Pardon me for a moment. I’m rubbing my eyes.
In addition, although placed above in the generic section of the report’s recommendations two in particular could also have profound effects online.
A single web site for complaints about any and all media? If put together and resourced properly it could become a potent force for good.
If we establish 16 as a new baseline for engagement with a range of advertisements, what does this mean for all those advertising driven companies which currently have 13 or less as their entry point?
If 16 becomes a new commercial benchmark will it propel the Office of the Information Commission to revisit the question of the age at which youngsters can hand over personal data about themselves over the internet without companies first being required to obtain verifiable parental consent?
Just like the Blitz
I’m trying to think of another area of public policy which is as thoroughly democratic as the internet.

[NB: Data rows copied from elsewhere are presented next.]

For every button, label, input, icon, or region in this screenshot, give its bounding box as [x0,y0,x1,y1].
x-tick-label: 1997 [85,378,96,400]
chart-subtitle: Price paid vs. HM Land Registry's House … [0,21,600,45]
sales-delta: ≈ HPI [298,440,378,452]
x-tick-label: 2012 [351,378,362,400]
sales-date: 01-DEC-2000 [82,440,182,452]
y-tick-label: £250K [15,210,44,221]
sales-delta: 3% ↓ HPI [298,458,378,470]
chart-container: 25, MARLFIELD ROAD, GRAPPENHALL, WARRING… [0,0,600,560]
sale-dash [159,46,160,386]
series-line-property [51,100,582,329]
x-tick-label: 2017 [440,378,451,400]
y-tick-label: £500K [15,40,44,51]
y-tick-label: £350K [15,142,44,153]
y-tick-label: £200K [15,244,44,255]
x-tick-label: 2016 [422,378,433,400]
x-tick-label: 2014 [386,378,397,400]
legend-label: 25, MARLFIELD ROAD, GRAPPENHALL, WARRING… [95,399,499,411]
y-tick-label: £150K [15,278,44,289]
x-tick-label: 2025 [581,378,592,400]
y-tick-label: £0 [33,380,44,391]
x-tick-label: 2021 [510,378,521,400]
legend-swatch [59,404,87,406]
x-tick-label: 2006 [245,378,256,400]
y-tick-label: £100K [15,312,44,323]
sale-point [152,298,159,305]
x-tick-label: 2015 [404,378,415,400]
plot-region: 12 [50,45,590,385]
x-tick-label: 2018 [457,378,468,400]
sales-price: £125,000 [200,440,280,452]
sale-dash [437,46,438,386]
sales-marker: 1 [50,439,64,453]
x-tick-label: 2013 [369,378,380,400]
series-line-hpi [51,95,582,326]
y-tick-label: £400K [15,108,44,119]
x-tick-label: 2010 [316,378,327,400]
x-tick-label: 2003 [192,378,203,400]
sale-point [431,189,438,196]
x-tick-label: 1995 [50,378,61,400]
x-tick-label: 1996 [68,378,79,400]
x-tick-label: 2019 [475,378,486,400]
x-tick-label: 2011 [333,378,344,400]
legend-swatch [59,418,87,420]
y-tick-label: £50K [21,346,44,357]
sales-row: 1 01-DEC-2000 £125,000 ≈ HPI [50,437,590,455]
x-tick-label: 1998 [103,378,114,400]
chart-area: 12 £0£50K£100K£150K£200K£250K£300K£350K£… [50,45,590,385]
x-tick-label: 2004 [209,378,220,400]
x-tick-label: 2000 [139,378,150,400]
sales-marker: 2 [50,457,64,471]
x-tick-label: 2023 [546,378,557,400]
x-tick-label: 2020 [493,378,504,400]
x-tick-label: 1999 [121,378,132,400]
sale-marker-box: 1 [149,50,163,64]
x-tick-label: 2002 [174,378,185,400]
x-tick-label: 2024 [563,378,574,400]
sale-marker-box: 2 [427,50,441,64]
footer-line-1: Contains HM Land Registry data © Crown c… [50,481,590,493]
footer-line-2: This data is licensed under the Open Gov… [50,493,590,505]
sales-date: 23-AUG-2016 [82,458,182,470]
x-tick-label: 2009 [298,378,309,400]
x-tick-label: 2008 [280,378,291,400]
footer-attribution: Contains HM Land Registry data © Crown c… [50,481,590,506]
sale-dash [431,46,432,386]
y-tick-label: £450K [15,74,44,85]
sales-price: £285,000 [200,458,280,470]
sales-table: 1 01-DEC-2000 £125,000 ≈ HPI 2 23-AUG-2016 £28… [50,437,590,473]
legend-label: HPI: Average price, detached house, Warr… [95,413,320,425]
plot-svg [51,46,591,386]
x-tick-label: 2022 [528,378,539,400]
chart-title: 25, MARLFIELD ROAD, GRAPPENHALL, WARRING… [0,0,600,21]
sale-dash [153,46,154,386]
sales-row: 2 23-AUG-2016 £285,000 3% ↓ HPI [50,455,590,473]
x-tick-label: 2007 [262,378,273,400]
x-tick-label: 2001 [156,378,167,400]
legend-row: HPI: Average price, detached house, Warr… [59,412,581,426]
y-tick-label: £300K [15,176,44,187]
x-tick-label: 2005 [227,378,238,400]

With health, education, transport, housing, employment, leisure and all the things that hang off these crucial nodal points of people’s lives, there are almost limitless opportunities for the rich and the privileged to separate themselves off from the everyday experiences and concerns of the less rich and the less privileged.
But that’s not how it is with the internet. For now there’s only one of them and all our children use it. Eton and Bethnal Green. It’s like the Blitz without the bombs. Truly we are all in this together. The political salience of child internet safety is therefore visible to all who have eyes to see.
Reg and Dave clearly understood that point.